Developmental medicine and child neurology 2017 04 22() doi 10.1111/dmcn.13430
To describe accurate, standardized 1h-multimodal neurophysiological monitoring (1h-MNM), while simultaneously recording VEEG, aEEG, and SEP-C bilaterally from median nerves, and to collect neonatal normative SEP-C data related to behavioural states.
Twenty healthy, term newborn infants (13 males, 7 females; gestational age 37-42wks; mean 39.6wks, standard deviation [SD] 1.3wks) underwent 1h-MNM within 2 days of life, with focus on recording of the SEP-C (band-pass setting 1-100 Hz, rate of stimulation 1.1 Hz, 50 alternate stimuli).

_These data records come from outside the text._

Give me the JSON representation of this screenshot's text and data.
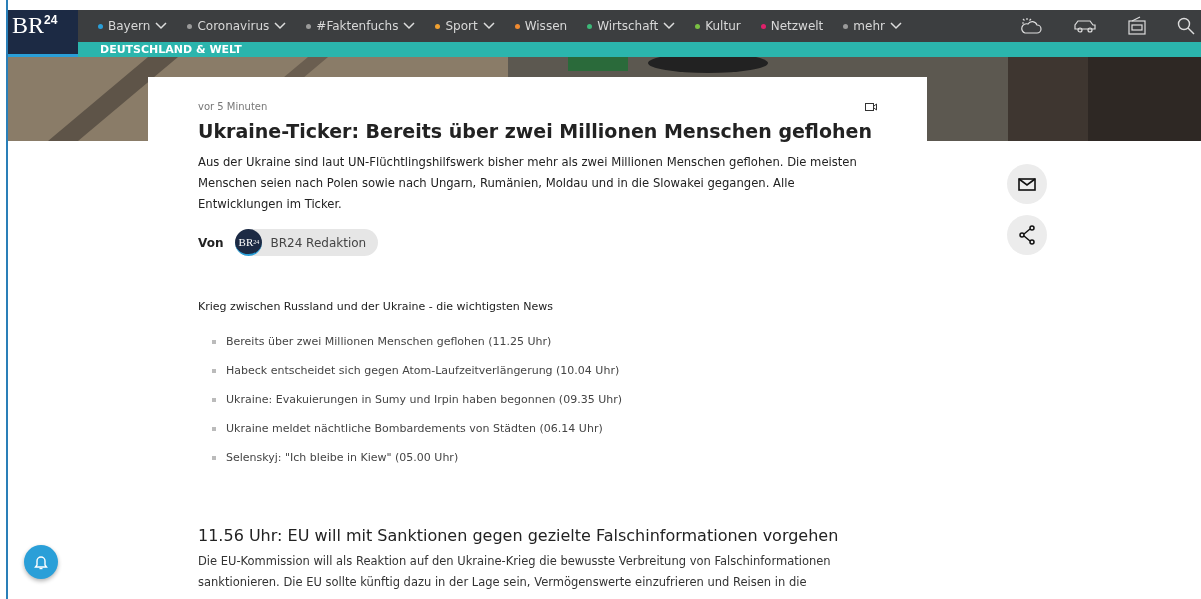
{
  "logo": {
    "text": "BR",
    "sup": "24"
  },
  "nav": [
    {
      "label": "Bayern",
      "color": "#2a9fd8",
      "dropdown": true
    },
    {
      "label": "Coronavirus",
      "color": "#9a9a9a",
      "dropdown": true
    },
    {
      "label": "#Faktenfuchs",
      "color": "#9a9a9a",
      "dropdown": true
    },
    {
      "label": "Sport",
      "color": "#f0a030",
      "dropdown": true
    },
    {
      "label": "Wissen",
      "color": "#f08a30",
      "dropdown": false
    },
    {
      "label": "Wirtschaft",
      "color": "#3cb878",
      "dropdown": true
    },
    {
      "label": "Kultur",
      "color": "#7ac043",
      "dropdown": false
    },
    {
      "label": "Netzwelt",
      "color": "#e0206a",
      "dropdown": false
    },
    {
      "label": "mehr",
      "color": "#9a9a9a",
      "dropdown": true
    }
  ],
  "subnav": "DEUTSCHLAND & WELT",
  "article": {
    "time": "vor 5 Minuten",
    "title": "Ukraine-Ticker: Bereits über zwei Millionen Menschen geflohen",
    "teaser": "Aus der Ukraine sind laut UN-Flüchtlingshilfswerk bisher mehr als zwei Millionen Menschen geflohen. Die meisten Menschen seien nach Polen sowie nach Ungarn, Rumänien, Moldau und in die Slowakei gegangen. Alle Entwicklungen im Ticker.",
    "by": "Von",
    "author": "BR24 Redaktion",
    "author_logo": "BR",
    "author_logo_sup": "24"
  },
  "summary": {
    "heading": "Krieg zwischen Russland und der Ukraine - die wichtigsten News",
    "items": [
      "Bereits über zwei Millionen Menschen geflohen (11.25 Uhr)",
      "Habeck entscheidet sich gegen Atom-Laufzeitverlängerung (10.04 Uhr)",
      "Ukraine: Evakuierungen in Sumy und Irpin haben begonnen (09.35 Uhr)",
      "Ukraine meldet nächtliche Bombardements von Städten (06.14 Uhr)",
      "Selenskyj: \"Ich bleibe in Kiew\" (05.00 Uhr)"
    ]
  },
  "entry": {
    "title": "11.56 Uhr: EU will mit Sanktionen gegen gezielte Falschinformationen vorgehen",
    "text": "Die EU-Kommission will als Reaktion auf den Ukraine-Krieg die bewusste Verbreitung von Falschinformationen sanktionieren. Die EU sollte künftig dazu in der Lage sein, Vermögenswerte einzufrieren und Reisen in die"
  }
}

1h-MNM was easily obtained with identification of cervical (N13) and cortical (N1, P1) SEP-C responses in all infants. SEP-C minimal and maximum N1 latencies/N1-P1 amplitudes were identified, bilaterally, during periods of spontaneous sleep active-quiet-active (AS-QS-AS) and quiet-wakefulness. Minimal latencies and amplitudes occurred in 60% of active sleep/quiet-wakefulness, with the maximums in 70% of quiet sleep. The SEP-C mean values were latencies of N13=13.6ms (SD 1.4ms) and N1=33.6ms (SD 3.9ms) to 34.2ms (SD 4.8ms) in left and right hemisphere respectively; central-conduction-time (CCT) (N13-N1), 20.0ms (SD 4.3ms) to 20.6ms (SD 4.8ms); N1-P1 amplitude=4.6ms (SD 2.7ms) to 3.8μV (SD 2.2μV).
1h-MNM can record simultaneously VEEG/aEEG/SEP-C in newborn infants, showing the modulation of SEP cortical responses in relation to behavioural states in all infants studied using an appropriate neonatal method. We emphasize the importance of obtaining neonatal SEP-C normative data to better identify pathological findings in neonatal brain injury.